The condition or quality of being different. The other constitutes that which is different from the discursive subject that identifies it as such. In this action of identifying something or someone as the other, the discursive subject constructs its own identity also. In fact, the identity of a collective, be it national, cultural, or racial, is constructed precisely by this action of identifying the other. Once we have identified that which we are not, we have found who we are. In the construction of such dichotomy there is an inevitable discourse of difference that places the discursive subject above its other. Since the construction of an identity is not scientific but mythical, the appreciation that comes with an identity and its other is a qualitative one; the discursive subject sees itself as qualitatively superior to the other. These qualities include concepts that are difficult to observe empirically, but that after the construction of an identity through otherness they come to seem intuitive. A few examples of the concepts that help construct an identity through pointing out the other are race, religion, social development, moral values system and some particular idea of freedom.

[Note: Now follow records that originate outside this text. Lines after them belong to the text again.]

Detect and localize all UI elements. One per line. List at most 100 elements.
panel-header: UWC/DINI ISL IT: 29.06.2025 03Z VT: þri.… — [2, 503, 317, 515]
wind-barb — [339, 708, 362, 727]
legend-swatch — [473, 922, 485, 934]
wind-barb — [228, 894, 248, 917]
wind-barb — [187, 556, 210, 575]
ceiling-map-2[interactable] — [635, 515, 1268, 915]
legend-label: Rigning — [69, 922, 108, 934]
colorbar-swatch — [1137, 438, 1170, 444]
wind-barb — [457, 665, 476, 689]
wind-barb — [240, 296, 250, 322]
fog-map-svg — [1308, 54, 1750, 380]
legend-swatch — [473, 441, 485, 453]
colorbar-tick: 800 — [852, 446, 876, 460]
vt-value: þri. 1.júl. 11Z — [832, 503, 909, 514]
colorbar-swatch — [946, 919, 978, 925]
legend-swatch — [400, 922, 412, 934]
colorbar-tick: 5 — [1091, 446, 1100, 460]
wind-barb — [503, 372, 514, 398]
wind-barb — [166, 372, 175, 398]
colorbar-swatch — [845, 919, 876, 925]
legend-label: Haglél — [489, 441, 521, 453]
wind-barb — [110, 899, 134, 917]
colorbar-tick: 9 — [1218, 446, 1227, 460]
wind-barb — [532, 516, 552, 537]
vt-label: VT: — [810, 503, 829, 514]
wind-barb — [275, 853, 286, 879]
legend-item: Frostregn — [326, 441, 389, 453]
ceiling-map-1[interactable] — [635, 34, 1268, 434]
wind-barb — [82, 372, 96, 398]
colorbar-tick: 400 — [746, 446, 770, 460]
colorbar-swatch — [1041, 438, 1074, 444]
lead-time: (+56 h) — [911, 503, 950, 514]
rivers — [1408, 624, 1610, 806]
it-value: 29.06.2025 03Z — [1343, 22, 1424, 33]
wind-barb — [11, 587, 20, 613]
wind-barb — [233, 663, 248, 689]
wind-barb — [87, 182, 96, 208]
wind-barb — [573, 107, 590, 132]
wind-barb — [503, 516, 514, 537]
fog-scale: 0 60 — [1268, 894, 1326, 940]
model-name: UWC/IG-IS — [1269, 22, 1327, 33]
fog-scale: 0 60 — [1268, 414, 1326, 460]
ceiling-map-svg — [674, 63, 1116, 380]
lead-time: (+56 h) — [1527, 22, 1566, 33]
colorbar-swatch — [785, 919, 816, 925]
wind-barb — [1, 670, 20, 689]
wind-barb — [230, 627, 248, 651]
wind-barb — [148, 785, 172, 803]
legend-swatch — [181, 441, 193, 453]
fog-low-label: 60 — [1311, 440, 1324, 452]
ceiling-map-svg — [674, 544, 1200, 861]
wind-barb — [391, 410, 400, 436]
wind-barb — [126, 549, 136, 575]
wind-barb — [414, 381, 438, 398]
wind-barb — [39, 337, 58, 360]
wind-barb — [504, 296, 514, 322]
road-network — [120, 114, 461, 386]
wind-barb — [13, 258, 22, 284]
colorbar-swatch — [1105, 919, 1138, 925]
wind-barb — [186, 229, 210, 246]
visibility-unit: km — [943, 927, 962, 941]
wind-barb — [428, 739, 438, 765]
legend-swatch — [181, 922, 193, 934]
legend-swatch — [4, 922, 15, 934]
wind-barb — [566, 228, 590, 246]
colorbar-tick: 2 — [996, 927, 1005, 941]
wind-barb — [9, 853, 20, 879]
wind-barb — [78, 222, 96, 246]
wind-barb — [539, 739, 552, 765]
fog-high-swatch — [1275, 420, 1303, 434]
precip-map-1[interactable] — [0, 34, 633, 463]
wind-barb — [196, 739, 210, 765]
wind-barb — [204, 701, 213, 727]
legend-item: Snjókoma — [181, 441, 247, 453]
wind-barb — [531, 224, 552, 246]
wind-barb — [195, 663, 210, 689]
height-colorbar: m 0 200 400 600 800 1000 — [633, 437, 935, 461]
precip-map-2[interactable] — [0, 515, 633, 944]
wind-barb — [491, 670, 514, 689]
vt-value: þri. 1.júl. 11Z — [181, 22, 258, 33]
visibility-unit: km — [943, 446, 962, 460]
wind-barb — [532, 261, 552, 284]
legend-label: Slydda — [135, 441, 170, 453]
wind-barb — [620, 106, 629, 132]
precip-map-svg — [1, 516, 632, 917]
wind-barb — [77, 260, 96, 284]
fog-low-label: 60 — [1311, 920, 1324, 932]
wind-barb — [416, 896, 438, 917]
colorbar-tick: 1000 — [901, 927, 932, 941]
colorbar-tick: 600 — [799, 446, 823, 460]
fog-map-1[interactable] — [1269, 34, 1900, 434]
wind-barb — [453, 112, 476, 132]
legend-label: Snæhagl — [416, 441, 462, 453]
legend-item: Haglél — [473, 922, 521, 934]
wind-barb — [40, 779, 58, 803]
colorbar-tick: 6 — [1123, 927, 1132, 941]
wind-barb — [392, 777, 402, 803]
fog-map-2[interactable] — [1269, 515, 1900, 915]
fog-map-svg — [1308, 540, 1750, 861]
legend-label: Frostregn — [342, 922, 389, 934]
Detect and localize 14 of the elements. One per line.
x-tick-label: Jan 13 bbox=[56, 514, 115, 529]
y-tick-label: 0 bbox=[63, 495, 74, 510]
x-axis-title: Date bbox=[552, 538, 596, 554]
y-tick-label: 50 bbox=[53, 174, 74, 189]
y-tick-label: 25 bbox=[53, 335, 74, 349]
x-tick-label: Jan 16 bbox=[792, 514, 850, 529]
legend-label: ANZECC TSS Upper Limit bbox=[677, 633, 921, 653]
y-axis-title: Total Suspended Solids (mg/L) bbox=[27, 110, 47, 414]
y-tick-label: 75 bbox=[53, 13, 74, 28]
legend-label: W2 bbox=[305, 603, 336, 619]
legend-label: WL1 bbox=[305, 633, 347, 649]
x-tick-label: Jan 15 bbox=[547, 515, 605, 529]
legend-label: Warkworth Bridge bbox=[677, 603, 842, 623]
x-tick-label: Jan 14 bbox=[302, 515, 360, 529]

Otherness has played and continues to play a very significant role in International Relations practice and theory. In the imperialist and colonialist era, Europe came to define its own identity for the first time by means of distancing itself from everything non-European, which occupied this necessary space of otherness. Through a discourse that observed Europe as being clearly defined by the concepts mentioned above, imperialism and colonialism claimed the entitlement to elevate the other to the status of the Europeans. An assumption was made that the other naturally wanted to be included in Europe’s own identity. What was missed is the fact that after forcing the colonized into the place of otherness, they developed an obvious bitterness, that then turned into pride for its own identity. In the present, identity and otherness construction are still a key issue to understand attitudes in the International stage. The tensions of the Christian/Western world with the Islamic/Arab world are a result of this. The discourses that feed into this tension are constantly repeated, for very few things have the power to generate a huge political response as that of an identity (in which people believe to be) being threatened by a monstrous other.
How IR theory and practice treat otherness should be a central issue in the present globalized world. If IR’s aim is to successfully manage global governance and foresee its conflicts, it must realize how much a certain identity is input into its theory; IR theory claims to be founded upon universal values, but many of the assumptions made by mainstream IR theory are the product of a particular set of values, and for this it has received the critique of being Eurocentric. If IR is Eurocentric, then it has marginalized all otherness to the place where it first did in the colonial times, that of the ignorant, the impure, the violent, and ultimately, that of lack. If IR can instead be founded upon the contemplation and embracement (not tolerance) of otherness, then it might be more successful at achieving its objectives.